Dans un arrêt du 13 septembre 2018, pourvoi n°17-26011, la 2ème Chambre civile de la Cour de cassation semble considérer que l'indemnisation des pertes de gains professionnels futurs pour une victime dans l'impossibilité de reprendre une activité professionnelle exclut par principe et ipso facto une indemnisation complémentaire au titre de l'incidence professionnelle.
Cette décision est vivement critiquable : il ne faut pas confondre la perte de gains professionnels futurs (poste de préjudice à caractère patrimonial) et l'incidence professionnelle (poste à caractère extra-patrimonial).
Selon la Nomenclature Dintilhac, l'incidence professionnelle "a pour objet d'indemniser non la perte de revenus liée à l'invalidité permanente de la victime, mais les incidences périphériques du dommage touchant à la sphère professionnelle."
Ces incidences périphérique peuvent être : une pénibilité accrue sur le poste, une dévalorisation sur le marché du travail, l'obligation de reclassement sur un autre poste, l'abandon de l'activité professionnelle, le retard ou la perte d'une promotion.

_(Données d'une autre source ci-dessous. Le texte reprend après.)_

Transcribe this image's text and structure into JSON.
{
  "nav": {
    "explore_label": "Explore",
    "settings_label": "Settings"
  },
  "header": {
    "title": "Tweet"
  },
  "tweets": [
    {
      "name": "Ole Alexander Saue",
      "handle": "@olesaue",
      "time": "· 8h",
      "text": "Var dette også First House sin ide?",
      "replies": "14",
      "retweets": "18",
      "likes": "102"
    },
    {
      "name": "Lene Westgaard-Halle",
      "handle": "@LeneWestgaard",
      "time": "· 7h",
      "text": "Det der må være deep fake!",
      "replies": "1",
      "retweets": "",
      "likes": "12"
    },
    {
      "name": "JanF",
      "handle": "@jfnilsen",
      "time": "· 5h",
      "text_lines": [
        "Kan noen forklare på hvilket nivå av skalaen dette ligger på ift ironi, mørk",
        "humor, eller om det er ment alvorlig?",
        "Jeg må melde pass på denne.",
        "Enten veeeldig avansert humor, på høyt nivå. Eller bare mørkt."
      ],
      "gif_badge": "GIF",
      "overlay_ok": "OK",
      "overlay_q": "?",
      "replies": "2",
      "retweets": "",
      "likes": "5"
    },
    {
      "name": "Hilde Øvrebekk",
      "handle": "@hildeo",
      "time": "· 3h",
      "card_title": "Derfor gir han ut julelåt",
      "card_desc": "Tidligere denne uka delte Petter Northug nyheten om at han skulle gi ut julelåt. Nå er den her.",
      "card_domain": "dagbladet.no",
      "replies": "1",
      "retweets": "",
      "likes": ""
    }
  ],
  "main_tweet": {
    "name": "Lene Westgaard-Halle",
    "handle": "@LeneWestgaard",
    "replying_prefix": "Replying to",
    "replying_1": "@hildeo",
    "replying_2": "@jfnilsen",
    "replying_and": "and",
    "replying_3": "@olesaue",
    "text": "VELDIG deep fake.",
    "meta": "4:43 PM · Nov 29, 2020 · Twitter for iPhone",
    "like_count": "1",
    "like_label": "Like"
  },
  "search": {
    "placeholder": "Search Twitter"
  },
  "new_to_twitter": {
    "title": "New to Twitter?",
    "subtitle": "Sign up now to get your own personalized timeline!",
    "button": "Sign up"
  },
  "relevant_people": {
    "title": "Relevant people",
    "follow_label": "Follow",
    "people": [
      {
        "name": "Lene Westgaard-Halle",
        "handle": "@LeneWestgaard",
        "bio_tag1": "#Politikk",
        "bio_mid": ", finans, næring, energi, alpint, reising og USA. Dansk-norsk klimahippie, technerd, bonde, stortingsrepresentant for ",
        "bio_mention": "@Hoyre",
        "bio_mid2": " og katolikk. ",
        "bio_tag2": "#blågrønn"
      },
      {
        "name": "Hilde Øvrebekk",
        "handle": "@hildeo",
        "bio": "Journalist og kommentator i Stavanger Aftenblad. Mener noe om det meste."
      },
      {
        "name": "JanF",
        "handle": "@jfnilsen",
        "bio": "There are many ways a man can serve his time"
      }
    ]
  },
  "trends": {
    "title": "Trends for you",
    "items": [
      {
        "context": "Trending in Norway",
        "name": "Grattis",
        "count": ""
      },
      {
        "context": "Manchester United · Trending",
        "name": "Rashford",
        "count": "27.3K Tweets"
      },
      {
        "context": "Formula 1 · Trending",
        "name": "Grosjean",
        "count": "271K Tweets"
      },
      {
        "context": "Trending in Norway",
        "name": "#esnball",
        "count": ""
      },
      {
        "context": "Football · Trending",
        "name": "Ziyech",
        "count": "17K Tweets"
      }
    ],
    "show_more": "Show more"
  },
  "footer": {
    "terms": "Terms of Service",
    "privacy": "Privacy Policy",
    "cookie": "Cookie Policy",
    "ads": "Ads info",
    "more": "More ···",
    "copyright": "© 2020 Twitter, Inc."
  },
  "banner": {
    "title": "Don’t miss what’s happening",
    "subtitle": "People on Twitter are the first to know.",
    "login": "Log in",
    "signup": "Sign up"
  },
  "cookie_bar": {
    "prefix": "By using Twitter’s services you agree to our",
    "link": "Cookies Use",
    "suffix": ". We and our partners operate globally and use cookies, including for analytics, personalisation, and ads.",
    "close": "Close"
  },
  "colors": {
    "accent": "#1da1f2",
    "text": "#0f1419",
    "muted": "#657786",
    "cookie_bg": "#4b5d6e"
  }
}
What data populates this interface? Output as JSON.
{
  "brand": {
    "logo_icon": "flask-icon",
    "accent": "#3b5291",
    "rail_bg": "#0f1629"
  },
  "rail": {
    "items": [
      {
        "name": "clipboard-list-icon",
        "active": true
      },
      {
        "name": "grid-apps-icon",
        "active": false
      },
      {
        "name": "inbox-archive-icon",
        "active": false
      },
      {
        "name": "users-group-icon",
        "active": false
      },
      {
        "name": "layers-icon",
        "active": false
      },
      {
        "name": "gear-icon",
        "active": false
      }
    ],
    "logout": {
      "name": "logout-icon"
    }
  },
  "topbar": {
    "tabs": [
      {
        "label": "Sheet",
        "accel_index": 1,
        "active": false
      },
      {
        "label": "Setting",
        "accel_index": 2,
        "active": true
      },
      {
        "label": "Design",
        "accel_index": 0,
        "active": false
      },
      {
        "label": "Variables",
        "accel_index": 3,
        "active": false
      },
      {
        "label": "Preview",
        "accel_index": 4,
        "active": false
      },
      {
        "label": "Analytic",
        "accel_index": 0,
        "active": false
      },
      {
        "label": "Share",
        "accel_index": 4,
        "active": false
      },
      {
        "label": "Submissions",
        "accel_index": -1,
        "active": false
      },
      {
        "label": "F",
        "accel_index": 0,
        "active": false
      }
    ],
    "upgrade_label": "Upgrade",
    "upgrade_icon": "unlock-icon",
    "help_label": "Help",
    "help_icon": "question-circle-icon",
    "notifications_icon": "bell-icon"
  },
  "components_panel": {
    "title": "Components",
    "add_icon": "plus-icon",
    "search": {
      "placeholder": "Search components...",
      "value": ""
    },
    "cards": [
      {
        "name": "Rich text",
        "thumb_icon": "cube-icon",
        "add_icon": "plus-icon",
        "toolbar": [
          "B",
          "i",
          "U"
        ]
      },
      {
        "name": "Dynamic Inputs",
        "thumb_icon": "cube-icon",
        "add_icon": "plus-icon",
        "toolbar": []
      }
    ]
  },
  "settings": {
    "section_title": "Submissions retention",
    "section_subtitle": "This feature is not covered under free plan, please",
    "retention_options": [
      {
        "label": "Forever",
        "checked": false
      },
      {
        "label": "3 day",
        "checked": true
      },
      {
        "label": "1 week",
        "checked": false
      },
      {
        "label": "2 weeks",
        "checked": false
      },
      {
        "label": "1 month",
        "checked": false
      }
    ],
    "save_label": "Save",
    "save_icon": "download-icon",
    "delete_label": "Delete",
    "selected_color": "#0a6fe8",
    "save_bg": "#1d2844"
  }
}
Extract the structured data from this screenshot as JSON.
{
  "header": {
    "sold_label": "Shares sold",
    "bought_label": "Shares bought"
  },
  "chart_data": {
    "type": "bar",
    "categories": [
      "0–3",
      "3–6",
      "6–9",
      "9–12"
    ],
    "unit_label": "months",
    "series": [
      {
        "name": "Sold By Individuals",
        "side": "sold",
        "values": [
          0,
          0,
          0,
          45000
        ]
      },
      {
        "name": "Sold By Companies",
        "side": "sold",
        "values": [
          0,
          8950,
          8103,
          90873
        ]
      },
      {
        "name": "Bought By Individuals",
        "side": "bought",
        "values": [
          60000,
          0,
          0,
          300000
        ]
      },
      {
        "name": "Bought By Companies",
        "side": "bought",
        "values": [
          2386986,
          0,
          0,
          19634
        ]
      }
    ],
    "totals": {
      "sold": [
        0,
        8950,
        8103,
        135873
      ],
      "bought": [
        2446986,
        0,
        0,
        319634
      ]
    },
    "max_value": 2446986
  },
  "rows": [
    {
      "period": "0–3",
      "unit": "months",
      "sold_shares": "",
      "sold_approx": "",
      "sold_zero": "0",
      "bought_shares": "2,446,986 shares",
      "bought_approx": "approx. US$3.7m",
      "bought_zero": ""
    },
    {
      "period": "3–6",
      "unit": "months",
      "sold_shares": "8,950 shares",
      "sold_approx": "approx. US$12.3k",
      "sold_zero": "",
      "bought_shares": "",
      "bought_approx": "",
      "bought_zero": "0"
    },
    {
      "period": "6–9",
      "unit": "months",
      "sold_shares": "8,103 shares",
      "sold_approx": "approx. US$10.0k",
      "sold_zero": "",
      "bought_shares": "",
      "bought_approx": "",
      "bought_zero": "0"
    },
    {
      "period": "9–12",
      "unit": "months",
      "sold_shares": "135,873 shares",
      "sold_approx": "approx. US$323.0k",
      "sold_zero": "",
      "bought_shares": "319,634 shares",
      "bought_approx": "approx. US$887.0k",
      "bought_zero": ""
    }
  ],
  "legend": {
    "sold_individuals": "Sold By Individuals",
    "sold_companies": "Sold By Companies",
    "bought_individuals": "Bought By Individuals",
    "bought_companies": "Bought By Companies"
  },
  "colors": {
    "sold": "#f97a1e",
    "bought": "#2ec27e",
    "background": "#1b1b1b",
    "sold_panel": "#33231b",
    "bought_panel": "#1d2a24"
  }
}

L'incidence professionnelle répare donc des préjudices très variés et bien plus larges que la perte de gains professionnels stricto sensu.
Il a déjà été jugé que le fait de ne pas pouvoir reprendre d'activité professionnelle empêchait la victime de se plaindre d'une pénibilité accrue au poste puisque par définition elle ne travaille plus et n'endure pas cette pénibilité.
Toutefois, le fait de ne pas pouvoir reprendre l'activité professionnelle n'exclut pas ipso facto l'existence d'un des autres aspects de l'incidence professionnelle. Par exemple, il n'y a pas d'incompatibilité de nature entre une impossibilité totale de reprendre l'activité professionnelle (indemnisée au titre de la perte de gains) et le préjudice moral et distinct résultant de l'exclusion définitive du marché du travail, de l'abandon de son métier.
Il n'y a pas double indemnisation mais indemnisation de préjudices distincts : l'un de nature patrimoniale, l'autre de nature extra-patrimonial.
D'ailleurs, la 1ère Chambre de la Cour de cassation l'a bien compris en retenant une incidence professionnelle en plus de la perte de gains professionnels futurs quand la victime a dû renoncer définitivement au métier exercé antérieurement (1ère Ch. Civ. 14 septembre 2017 16-23578).
Nous irons même plus loin : l'impossibilité de reprendre toute activité professionnelle entraine nécessairement et ipso facto une incidence professionnelle.
Le travail est source d'épanouissement personnel, il forge l'identité sociale, il est facteur d'intégration, de valorisation de soi. Le travail va bien au-delà de l'aspect purement pécuniaire réparé par la perte de gain.
L'exclusion du monde du travail, le désoeuvrement et l'inactivité forcée qui en découle pour la victime constitue un préjudice indéniable et distinct de la seule perte de revenus qui doit être indemnisé de manière autonome au titre de l'incidence professionnelle.